Я уселся, взял газету и прочел ее от начала до конца. Марья Павловна одевалась. Я пересмотрел альбом, взял какую-то книгу, прочел три главы. Марья Павловна одевалась! После шестой главы я имел совершенно точные данные, что Марья Павловна еще не совсем одета, а девятая глава заставила ее выглянуть из комнаты и спросить меня:

— Нет ли у вас крючка для застегивания ботинок? Я не могу найти свой. Целый час ищем!..

Почему вы не носите с собой крючка?

— Хорошо, — кротко отвечал я. — Теперь я буду носить его с собой. Во избежание задержек на будущее время, я буду также теперь захватывать с собой щипцы для завивки волос, ротонду и головные шпильки. Если вам нужно еще что-нибудь — вы предупредите.
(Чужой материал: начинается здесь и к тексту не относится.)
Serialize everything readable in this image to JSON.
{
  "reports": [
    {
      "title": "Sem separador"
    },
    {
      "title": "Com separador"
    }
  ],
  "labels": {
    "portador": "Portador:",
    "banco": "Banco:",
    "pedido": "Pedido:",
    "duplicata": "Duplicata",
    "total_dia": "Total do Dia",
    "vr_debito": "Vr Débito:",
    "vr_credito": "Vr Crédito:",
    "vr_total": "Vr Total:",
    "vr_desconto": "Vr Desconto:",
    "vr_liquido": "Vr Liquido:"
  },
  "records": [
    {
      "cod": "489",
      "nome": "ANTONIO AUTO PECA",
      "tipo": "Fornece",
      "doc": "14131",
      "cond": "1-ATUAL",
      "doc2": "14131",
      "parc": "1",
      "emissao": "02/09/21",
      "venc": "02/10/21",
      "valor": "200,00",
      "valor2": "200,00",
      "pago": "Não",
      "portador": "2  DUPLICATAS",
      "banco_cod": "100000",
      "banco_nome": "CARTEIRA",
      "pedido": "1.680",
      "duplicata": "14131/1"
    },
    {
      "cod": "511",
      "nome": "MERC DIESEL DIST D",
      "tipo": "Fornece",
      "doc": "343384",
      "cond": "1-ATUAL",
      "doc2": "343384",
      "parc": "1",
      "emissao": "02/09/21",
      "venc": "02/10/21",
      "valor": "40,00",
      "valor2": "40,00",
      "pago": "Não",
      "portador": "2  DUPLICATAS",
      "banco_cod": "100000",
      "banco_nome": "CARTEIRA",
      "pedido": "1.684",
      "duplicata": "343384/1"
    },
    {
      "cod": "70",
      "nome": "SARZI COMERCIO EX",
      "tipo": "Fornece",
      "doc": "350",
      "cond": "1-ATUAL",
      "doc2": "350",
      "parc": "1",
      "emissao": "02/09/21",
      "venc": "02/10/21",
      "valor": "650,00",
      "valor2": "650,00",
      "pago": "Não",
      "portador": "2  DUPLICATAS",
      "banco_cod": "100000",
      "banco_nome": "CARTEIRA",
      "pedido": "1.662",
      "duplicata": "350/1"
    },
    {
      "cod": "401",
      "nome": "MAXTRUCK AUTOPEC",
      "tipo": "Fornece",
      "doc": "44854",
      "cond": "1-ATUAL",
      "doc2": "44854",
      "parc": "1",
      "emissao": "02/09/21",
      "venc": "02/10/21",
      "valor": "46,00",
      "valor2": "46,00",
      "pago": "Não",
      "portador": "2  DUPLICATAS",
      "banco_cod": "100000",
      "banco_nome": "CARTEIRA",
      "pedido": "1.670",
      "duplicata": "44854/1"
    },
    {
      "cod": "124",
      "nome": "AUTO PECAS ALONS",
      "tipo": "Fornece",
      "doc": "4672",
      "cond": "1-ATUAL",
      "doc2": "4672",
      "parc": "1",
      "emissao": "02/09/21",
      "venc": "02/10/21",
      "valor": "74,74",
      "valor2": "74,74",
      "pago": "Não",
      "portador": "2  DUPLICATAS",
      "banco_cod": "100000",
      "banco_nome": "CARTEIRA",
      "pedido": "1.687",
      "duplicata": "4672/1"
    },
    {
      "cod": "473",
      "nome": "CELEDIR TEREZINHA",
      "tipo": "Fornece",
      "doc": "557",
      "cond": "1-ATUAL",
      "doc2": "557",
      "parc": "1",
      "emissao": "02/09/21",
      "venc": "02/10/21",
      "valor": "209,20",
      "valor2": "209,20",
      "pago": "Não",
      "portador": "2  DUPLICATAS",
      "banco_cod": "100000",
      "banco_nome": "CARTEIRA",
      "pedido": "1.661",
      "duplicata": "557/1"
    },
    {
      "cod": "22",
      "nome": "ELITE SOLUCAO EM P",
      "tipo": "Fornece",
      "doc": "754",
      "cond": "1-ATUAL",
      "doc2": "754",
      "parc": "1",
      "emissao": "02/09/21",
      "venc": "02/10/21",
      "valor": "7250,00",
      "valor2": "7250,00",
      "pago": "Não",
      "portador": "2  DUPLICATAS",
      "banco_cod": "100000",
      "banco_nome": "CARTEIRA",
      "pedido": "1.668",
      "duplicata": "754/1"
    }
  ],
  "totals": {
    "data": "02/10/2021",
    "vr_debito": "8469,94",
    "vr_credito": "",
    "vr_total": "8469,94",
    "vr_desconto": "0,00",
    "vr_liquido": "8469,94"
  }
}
Она, очевидно, не поняла меня, потому что отвечала:

— Нет, щипцы у меня есть. А вот головные шпильки, если бы вы носили — я иногда брала бы у вас, потому что они страшно теряются.

Вошла Даша и спросила:

— Не видали, барин, крючка для ботинок? Он тут где-то.

— Не знаю. Я пересмотрел альбом, — его там не было. И в книге нет. Может быть, спросить того дворника, который имеет сведения о ротонде?.. И Даша меня тоже не поняла.

— Демьян! — закричала она, выбегая в переднюю, — не видел барышниного крючка?

Я вошел в ту комнату, где одевалась Марья Павловна, и сказал:

— Придется мне поискать.

Из деликатности, я старался не смотреть на причесывающуюся Марью Павловну, но она воскликнула:

— Только, ради Бога, не смейте на меня смотреть!

Не посмотреть было уже неловко. Я взглянул на нее, на стоящую около нее пару крошечных ботинок, и спросил:

— Вы эти ботинки и хотите надеть?

— Да… только вот крючка нет.

— Крючок можно купить, — отвечал я. — Его можно сделать, найти, украсть, но увы — он будет вам бесполезен.

— Почему?!

— Потому что ботинки ваши не на пуговицах, а на шнурках.

Она засмеялась.

— Да? А ведь и в самом деле! Даша! Не ищи крючка… А вы, сударь, уходите пока.

Я вышел и от скуки опять взялся за газету. Выглянула Даша и спросила:

— Барин, не видели барышниной брошки?

— Не знаю, где она. Впрочем, вы можете взглянуть на крышу соседнего дома. Не зацепилась ли она каким-нибудь образом за дымовую трубу.

Даша с озабоченным видом взглянула в окно, развела руками и ушла обратно в комнату барышни.

— Там нет… Под ковром смотрели?

— Смотрела. И в умывальнике нет.

— Ах ты ж, Господи!

Я нервно вошел в их комнату и спросил:

— Куда вы ее, обыкновенно, кладете? Какого она вида?

— Обыкновенно, она у меня на груди. А вид у нее такой… знаете, что у лошадей на лапах бывает!

— На каких лапах?

— Ну, такое… Копыто называется….

— Я не помню у вас такой брошки — копыта. Вероятно, подкова?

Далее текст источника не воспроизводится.